P(Spam|message): 1.3481290211300841e-25
P(Ham|message): 1.9368049028589875e-27
Label: Spam
P(Spam|message): 2.4372375665888117e-25
P(Ham|message): 3.687530435009238e-21
Label: Ham
P(Spam|message): 4.998409490199666e-08
P(Ham|message): 2.0470489547241915e-10
Label: Spam


### Measuring the Spam Filter's Accuracy

 We'll now try to determine how well the spam filter does on our test set of 1,114 messages. These messages are in the dataframe called test

In [30]:
def classify_test_set(message):

    message = re.sub('\W', ' ', message)
    message = message.lower()
    message = message.split()

    #We initialize the values of p_spam_given_message and p_ham_given_message but then they will change depending on words
    p_spam_given_message = p_spam
    p_ham_given_message = p_ham
    
    for word in message:
        if word in dic_spam:
            p_spam_given_message *= dic_spam[word]
            p_ham_given_message *= dic_ham[word]
        else : continue

    if p_ham_given_message > p_spam_given_message:
        return 'ham'
    elif p_spam_given_message > p_ham_given_message:
        return 'spam'
    else:
        return 'needs human classification'

In [31]:
test['predicted'] = test['SMS'].apply(classify_test_set)

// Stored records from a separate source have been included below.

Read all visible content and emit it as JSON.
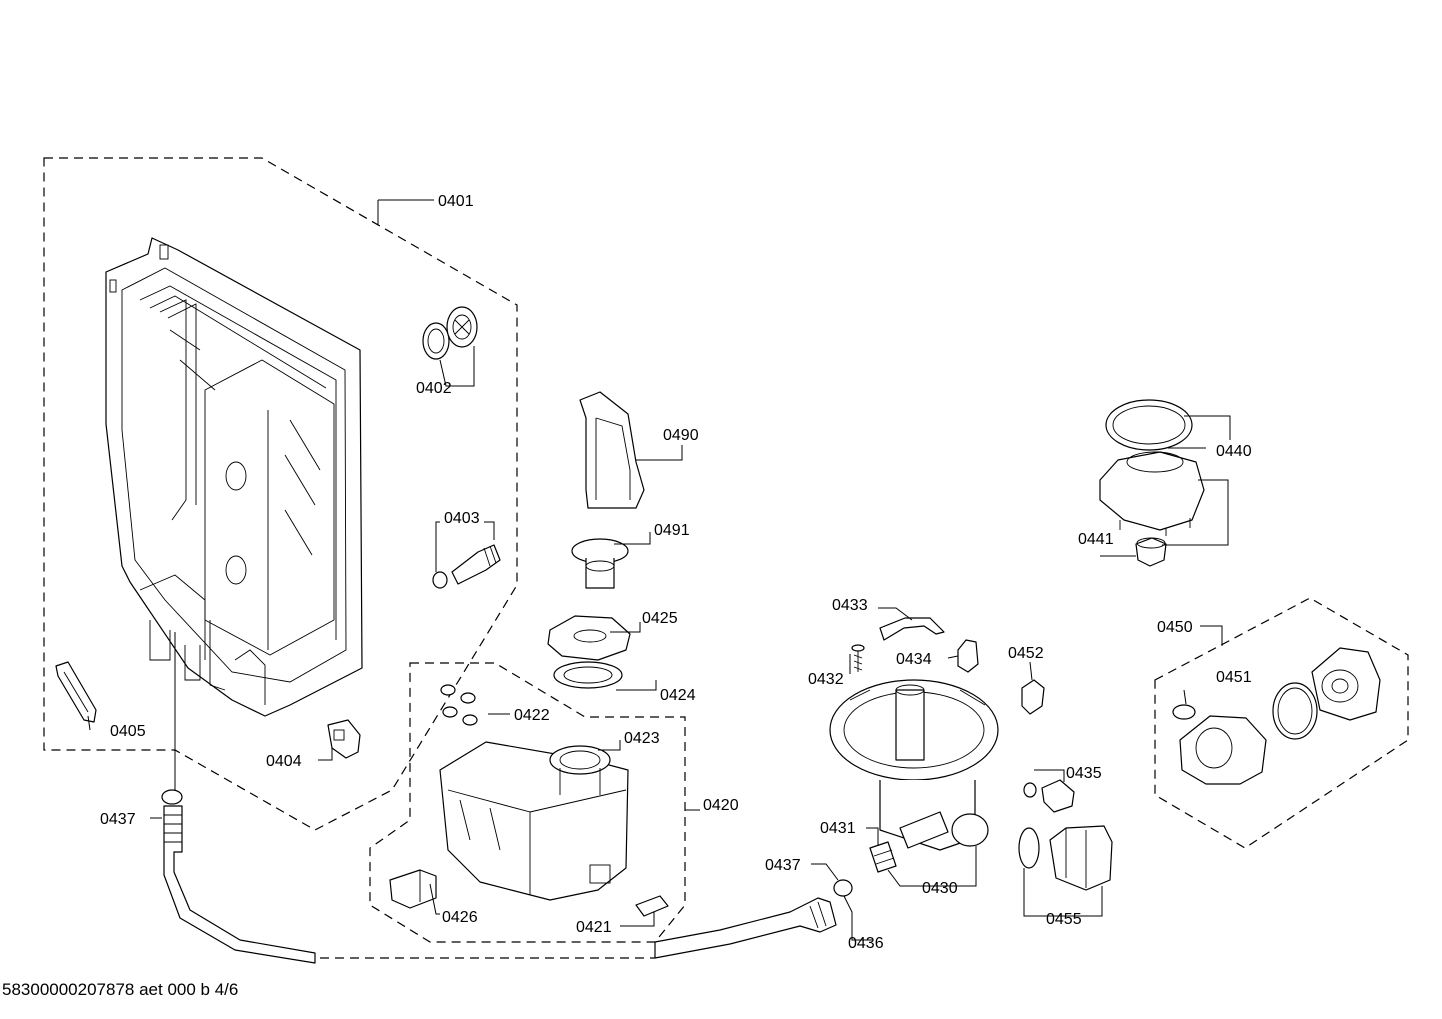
{
  "footer": "58300000207878 aet 000 b 4/6",
  "labels": {
    "l0401": "0401",
    "l0402": "0402",
    "l0403": "0403",
    "l0404": "0404",
    "l0405": "0405",
    "l0437a": "0437",
    "l0437b": "0437",
    "l0490": "0490",
    "l0491": "0491",
    "l0425": "0425",
    "l0424": "0424",
    "l0422": "0422",
    "l0423": "0423",
    "l0420": "0420",
    "l0426": "0426",
    "l0421": "0421",
    "l0433": "0433",
    "l0432": "0432",
    "l0434": "0434",
    "l0452": "0452",
    "l0431": "0431",
    "l0430": "0430",
    "l0436": "0436",
    "l0435": "0435",
    "l0455": "0455",
    "l0440": "0440",
    "l0441": "0441",
    "l0450": "0450",
    "l0451": "0451"
  }
}
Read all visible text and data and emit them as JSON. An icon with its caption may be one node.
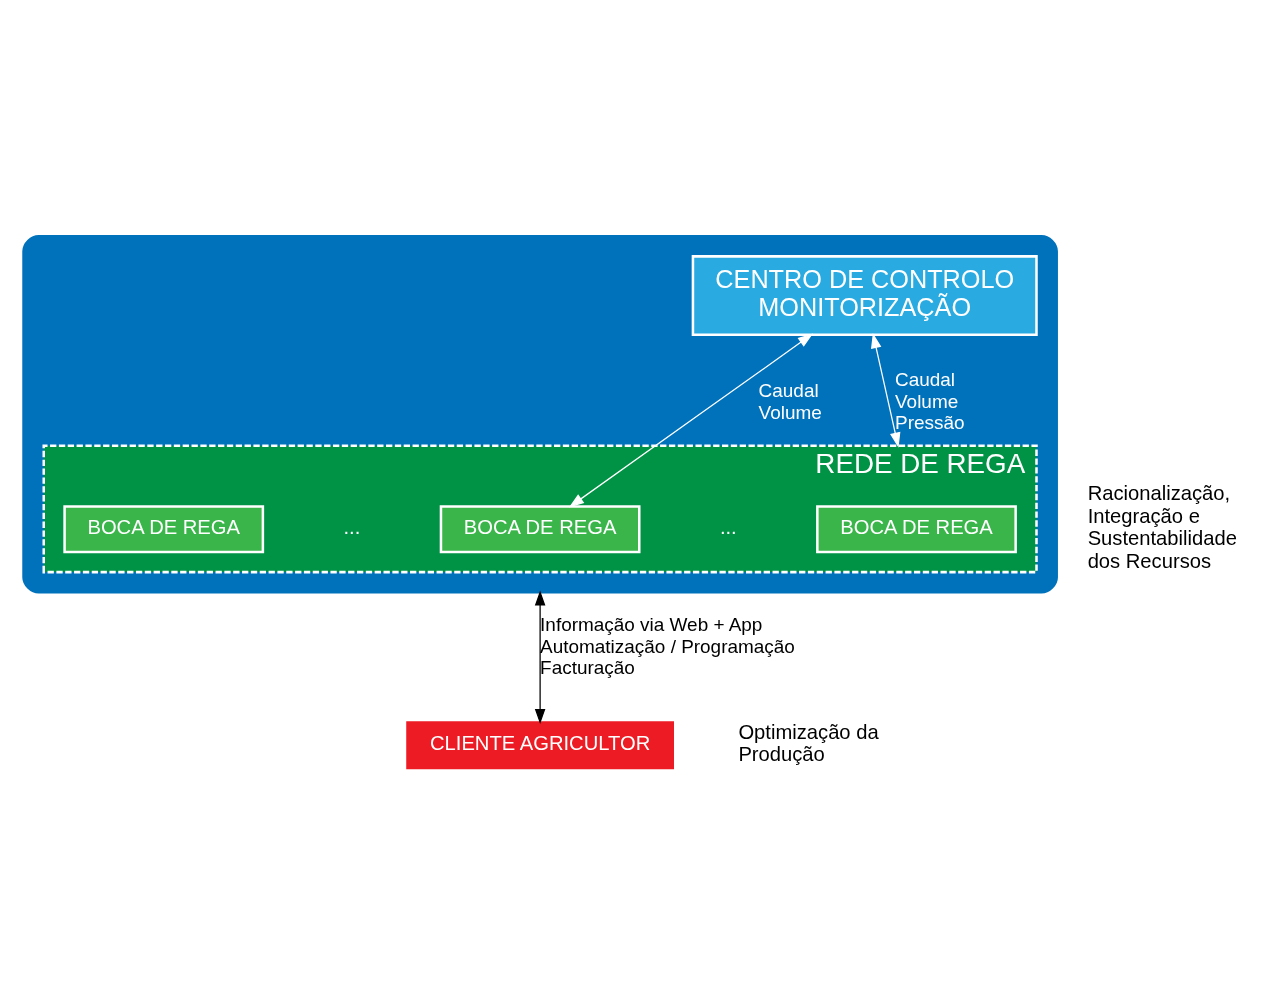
{
  "diagram": {
    "nodes": [
      {
        "text": [],
        "shape": "box",
        "beside": [
          "Racionalização, Integração e Sustentabilidade dos Recursos"
        ]
      },
      {
        "text": [
          "CENTRO DE CONTROLO",
          "MONITORIZAÇÃO"
        ],
        "in": 0
      },
      {
        "text": [
          "REDE DE REGA"
        ],
        "in": 0
      },
      {
        "text": [
          "BOCA DE REGA"
        ],
        "in": 2
      },
      {
        "text": [
          "BOCA DE REGA"
        ],
        "in": 2
      },
      {
        "text": [
          "BOCA DE REGA"
        ],
        "in": 2
      },
      {
        "text": [
          "CLIENTE AGRICULTOR"
        ],
        "beside": [
          "Optimização da Produção"
        ]
      }
    ],
    "edges": [
      {
        "from": 1,
        "to": 4,
        "arrow": "both",
        "label": "Caudal Volume"
      },
      {
        "from": 1,
        "to": 2,
        "arrow": "both",
        "label": "Caudal Volume Pressão"
      },
      {
        "from": 0,
        "to": 6,
        "arrow": "both",
        "label": "Informação via Web + App Automatização / Programação Facturação",
        "color": "#000000"
      }
    ],
    "labels": [
      "...",
      "..."
    ]
  }
}
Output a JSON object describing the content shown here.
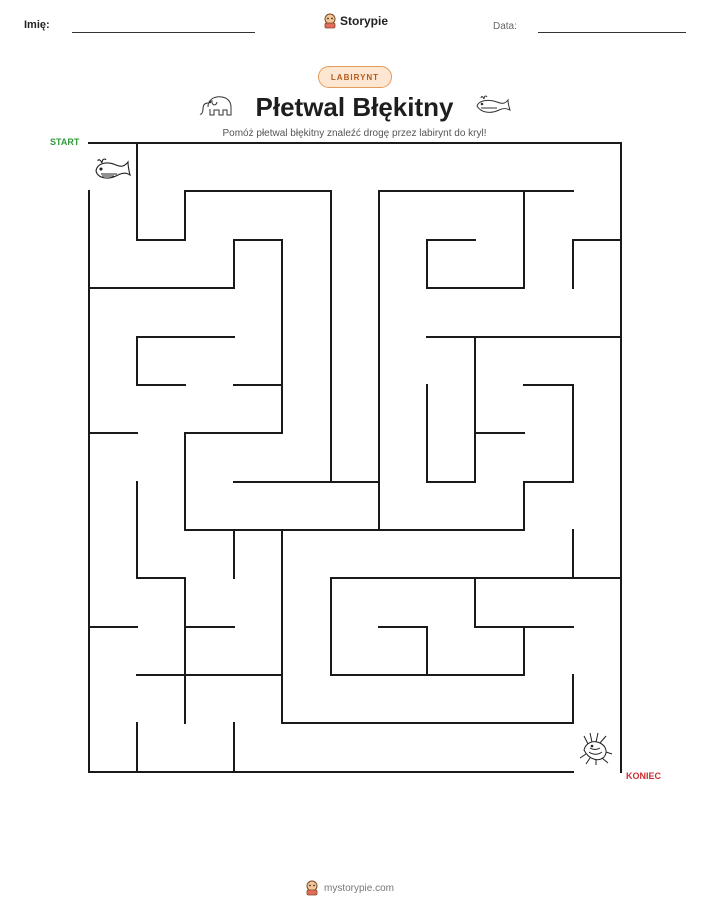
{
  "header": {
    "name_label": "Imię:",
    "brand": "Storypie",
    "date_label": "Data:"
  },
  "badge": "LABIRYNT",
  "title": "Płetwal Błękitny",
  "subtitle": "Pomóż płetwal błękitny znaleźć drogę przez labirynt do kryl!",
  "maze": {
    "start_label": "START",
    "end_label": "KONIEC",
    "start_icon": "whale-icon",
    "end_icon": "krill-icon"
  },
  "decorations": [
    "elephant-icon",
    "whale-icon"
  ],
  "footer": {
    "url": "mystorypie.com",
    "icon": "storypie-logo-icon"
  },
  "colors": {
    "badge_bg": "#fde7d3",
    "badge_border": "#e39a5a",
    "badge_text": "#b25a1c",
    "start": "#2f9a3a",
    "end": "#cc2f2f",
    "maze_line": "#1a1a1a"
  }
}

Let's now check the results

In [32]:
test['predicted'].value_counts()

ham                           969
spam                          144
needs human classification      1
Name: predicted, dtype: int64

In [33]:
test.head(20)

Unnamed: 0,Label,SMS,predicted
0,ham,Later i guess. I needa do mcat study too.,ham
1,ham,But i haf enuff space got like 4 mb...,ham
2,spam,Had your mobile 10 mths? Update to latest Oran...,spam
3,ham,All sounds good. Fingers . Makes it difficult ...,ham
4,ham,"All done, all handed in. Don't know if mega sh...",ham
5,ham,But my family not responding for anything. Now...,ham
6,ham,U too...,ham
7,ham,Boo what time u get out? U were supposed to ta...,ham
8,ham,Genius what's up. How your brother. Pls send h...,ham
9,ham,I liked the new mobile,ham


In [34]:
correct = 0
total = 1114

for index, elem in test.iterrows():
    if elem['Label'] == elem['predicted'] : correct += 1

In [35]:
print('Correct:', correct)
print('Incorrect:', total - correct)
print('Accuracy:', correct/total)

Correct: 1100
Incorrect: 14
Accuracy: 0.9874326750448833


We initialy hoped for an accuracy of 80%, but we got 98,7%. This is an amazing result.